The Red Sox players themselves were similarly traumatized from their triumph. “How am I going to wear two World Series championship rings?” Sox catcher Jason Varitek said. “If I wear them both on one hand, all the gold and jewels in them will be so heavy that it will weigh down that hand. If I put one on each hand, they’ll reflect the sun into my eyes when I’m driving my gold-plated McLaren through residential areas at reckless speeds.”
Red Sox pitcher Curt Schilling had his friends and his physical safety in mind. “It’s going to take a lot of typing to tell all the guys on Neverquest about this,” Schilling said. “Not to mention the World of Warcraft gang. I better make sure to take frequent breaks so I don’t get carpal tunnel syndrome. This victory causes a lot of complications for me.”

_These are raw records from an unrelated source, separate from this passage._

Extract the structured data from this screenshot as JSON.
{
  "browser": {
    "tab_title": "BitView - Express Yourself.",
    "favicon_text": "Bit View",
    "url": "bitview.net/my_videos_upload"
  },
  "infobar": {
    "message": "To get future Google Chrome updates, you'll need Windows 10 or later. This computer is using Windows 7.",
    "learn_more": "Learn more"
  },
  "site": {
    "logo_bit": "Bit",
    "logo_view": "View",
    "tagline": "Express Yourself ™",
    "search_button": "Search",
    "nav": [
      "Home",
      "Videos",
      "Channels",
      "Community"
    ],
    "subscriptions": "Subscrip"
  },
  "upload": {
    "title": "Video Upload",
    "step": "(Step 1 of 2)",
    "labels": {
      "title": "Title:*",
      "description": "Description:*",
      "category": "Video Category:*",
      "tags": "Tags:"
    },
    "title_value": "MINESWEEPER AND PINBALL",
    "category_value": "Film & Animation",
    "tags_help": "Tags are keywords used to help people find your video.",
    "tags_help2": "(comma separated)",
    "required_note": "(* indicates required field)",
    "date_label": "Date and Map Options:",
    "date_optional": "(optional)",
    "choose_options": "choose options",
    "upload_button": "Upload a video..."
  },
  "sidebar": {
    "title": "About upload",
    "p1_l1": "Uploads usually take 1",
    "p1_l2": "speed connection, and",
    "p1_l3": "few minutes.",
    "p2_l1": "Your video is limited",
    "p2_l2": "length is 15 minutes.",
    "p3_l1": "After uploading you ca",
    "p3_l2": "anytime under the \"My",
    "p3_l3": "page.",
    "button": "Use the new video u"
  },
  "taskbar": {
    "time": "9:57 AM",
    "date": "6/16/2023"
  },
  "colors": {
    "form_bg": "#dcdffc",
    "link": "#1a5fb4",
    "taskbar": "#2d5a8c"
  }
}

Schilling wasn’t the only pitcher who appeared less than happy about the win. Starter Josh Beckett was upset after the game, as well. “Do you know how many women are going to want to have sex with me now?” Beckett said. “Do you have any idea what kind of pressure that puts on me? Not to mention all the men.”
The long, angst-filled offseason begins Monday for the Red Sox. With only 11 months left until their next postseason appearance, one hopes that their wounds will have time to heal.

god help them
poor bastards
I hope Josh Beckett breaks his neck.
Beckett will have to see his shrink, since he was only needed for one measly game. No 2nd start or bullpen heroics. Somebody will need to talk him off of a ledge before the end of the week. Marlin fucker.

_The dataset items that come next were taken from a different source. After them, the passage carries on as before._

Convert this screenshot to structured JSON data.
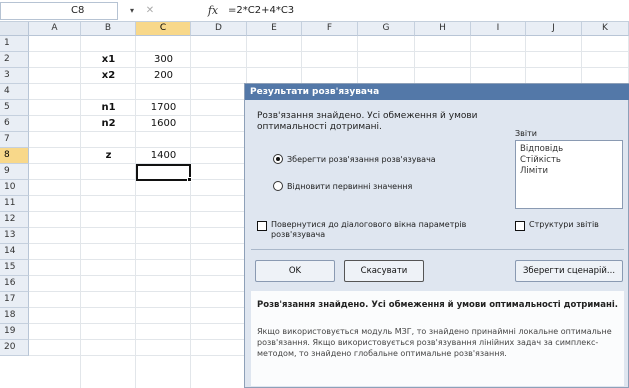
{
  "formula_bar": {
    "cell_ref": "C8",
    "dropdown_glyph": "▾",
    "cancel_glyph": "✕",
    "fx_label": "fx",
    "formula": "=2*C2+4*C3"
  },
  "grid": {
    "columns": [
      "A",
      "B",
      "C",
      "D",
      "E",
      "F",
      "G",
      "H",
      "I",
      "J",
      "K"
    ],
    "rows": [
      "1",
      "2",
      "3",
      "4",
      "5",
      "6",
      "7",
      "8",
      "9",
      "10",
      "11",
      "12",
      "13",
      "14",
      "15",
      "16",
      "17",
      "18",
      "19",
      "20"
    ],
    "selected_column": "C",
    "selected_row": "8",
    "cells": {
      "B2": "x1",
      "C2": "300",
      "B3": "x2",
      "C3": "200",
      "B5": "n1",
      "C5": "1700",
      "B6": "n2",
      "C6": "1600",
      "B8": "z",
      "C8": "1400"
    }
  },
  "dialog": {
    "title": "Результати розв'язувача",
    "message": "Розв'язання знайдено. Усі обмеження й умови оптимальності дотримані.",
    "radio_keep": "Зберегти розв'язання розв'язувача",
    "radio_restore": "Відновити первинні значення",
    "reports_label": "Звіти",
    "reports": [
      "Відповідь",
      "Стійкість",
      "Ліміти"
    ],
    "checkbox_return": "Повернутися до діалогового вікна параметрів розв'язувача",
    "checkbox_outline": "Структури звітів",
    "btn_ok": "OK",
    "btn_cancel": "Скасувати",
    "btn_save_scenario": "Зберегти сценарій...",
    "info_bold": "Розв'язання знайдено. Усі обмеження й умови оптимальності дотримані.",
    "info_text": "Якщо використовується модуль МЗГ, то знайдено принаймні локальне оптимальне розв'язання. Якщо використовується розв'язування лінійних задач за симплекс-методом, то знайдено глобальне оптимальне розв'язання."
  }
}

This whole thing is worse than that new Silverchair song.
However this:
“If I put one on each hand, they’ll reflect the sun into my eyes when I’m driving my gold-plated McLaren through residential areas at reckless speeds”
Is gold.
I hate Josh F&*%ing Beckett.
I hope he pees fire for the rest of his life.

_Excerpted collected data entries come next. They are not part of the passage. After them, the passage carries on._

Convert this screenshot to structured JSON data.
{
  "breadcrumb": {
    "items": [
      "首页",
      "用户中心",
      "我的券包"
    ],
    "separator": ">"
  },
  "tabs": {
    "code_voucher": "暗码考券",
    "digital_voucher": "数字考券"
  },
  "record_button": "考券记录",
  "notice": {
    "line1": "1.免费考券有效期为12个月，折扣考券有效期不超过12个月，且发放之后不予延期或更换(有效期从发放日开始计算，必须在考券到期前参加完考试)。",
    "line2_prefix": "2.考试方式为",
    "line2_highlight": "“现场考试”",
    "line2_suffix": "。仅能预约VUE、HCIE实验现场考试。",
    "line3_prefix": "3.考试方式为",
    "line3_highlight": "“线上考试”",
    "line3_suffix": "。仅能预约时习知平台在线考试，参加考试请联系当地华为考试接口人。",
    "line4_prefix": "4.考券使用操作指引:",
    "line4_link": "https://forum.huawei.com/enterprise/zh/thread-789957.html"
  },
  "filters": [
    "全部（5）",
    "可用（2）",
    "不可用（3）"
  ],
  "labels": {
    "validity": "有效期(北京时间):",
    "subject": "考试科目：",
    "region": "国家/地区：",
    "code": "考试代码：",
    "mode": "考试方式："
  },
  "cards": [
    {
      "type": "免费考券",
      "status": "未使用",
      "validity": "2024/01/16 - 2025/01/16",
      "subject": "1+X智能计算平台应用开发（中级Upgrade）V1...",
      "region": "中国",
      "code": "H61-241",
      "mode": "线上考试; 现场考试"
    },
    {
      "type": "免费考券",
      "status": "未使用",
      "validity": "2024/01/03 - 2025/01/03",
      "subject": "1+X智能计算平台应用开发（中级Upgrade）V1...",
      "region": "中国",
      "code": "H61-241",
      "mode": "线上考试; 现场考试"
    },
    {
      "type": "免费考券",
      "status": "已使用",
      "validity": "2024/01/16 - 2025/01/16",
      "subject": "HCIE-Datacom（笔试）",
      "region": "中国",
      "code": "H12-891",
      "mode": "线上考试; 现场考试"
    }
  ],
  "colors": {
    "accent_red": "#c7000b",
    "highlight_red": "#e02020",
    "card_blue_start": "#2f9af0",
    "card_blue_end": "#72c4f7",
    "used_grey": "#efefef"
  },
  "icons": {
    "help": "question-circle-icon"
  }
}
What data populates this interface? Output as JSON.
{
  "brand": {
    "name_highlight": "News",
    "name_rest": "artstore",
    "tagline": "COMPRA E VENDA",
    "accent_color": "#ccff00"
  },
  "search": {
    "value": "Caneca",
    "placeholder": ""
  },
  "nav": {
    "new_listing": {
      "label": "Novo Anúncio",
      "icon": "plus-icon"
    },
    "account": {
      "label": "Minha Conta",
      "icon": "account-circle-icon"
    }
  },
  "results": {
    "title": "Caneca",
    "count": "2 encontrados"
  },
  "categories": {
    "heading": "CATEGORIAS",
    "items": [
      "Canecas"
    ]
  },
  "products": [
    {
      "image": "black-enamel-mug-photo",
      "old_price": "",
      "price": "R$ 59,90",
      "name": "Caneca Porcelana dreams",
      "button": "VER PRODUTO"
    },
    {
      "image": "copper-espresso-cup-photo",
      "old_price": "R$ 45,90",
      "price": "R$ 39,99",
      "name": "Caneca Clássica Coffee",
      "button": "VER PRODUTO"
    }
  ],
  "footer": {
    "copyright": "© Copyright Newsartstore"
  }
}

those poor red sox fans. i feel even sadder knowing that the patriots only won by 48 points yesterday.
how the hell does jd drew have a world series ring? what kind of justice is that? j.d. drew. and coco crisp!
and are you sure schilling isnt getting carpal tunnel from beating off to simmons and whining about his sock?
Hey, BK, by the looks of these previous comments I think your preaching to the wrong crowd; none of these guys appear to be Boston fans. Maybe you should stick to cheering on the Cubs…?
Josh looked so sexy on the mound in game 1. I just wanted to rip that necklace off and take it for my self.
no, i’m totally a boston fan. for reals. yankees suck yankees suck! woo!
wait, who’s on the red sox now? /end masshole
God I fucking hate them.
Oh, Boc. If only I knew that you were kidding.
Ryan Beariot, this is the kind of justice that allows Randy Moss to get a Super Bowl ring and turns Aerosmith into a punch of sniveling pussies.
Everyone, watch the Tonight Show with Jay Leno tonight on NBC.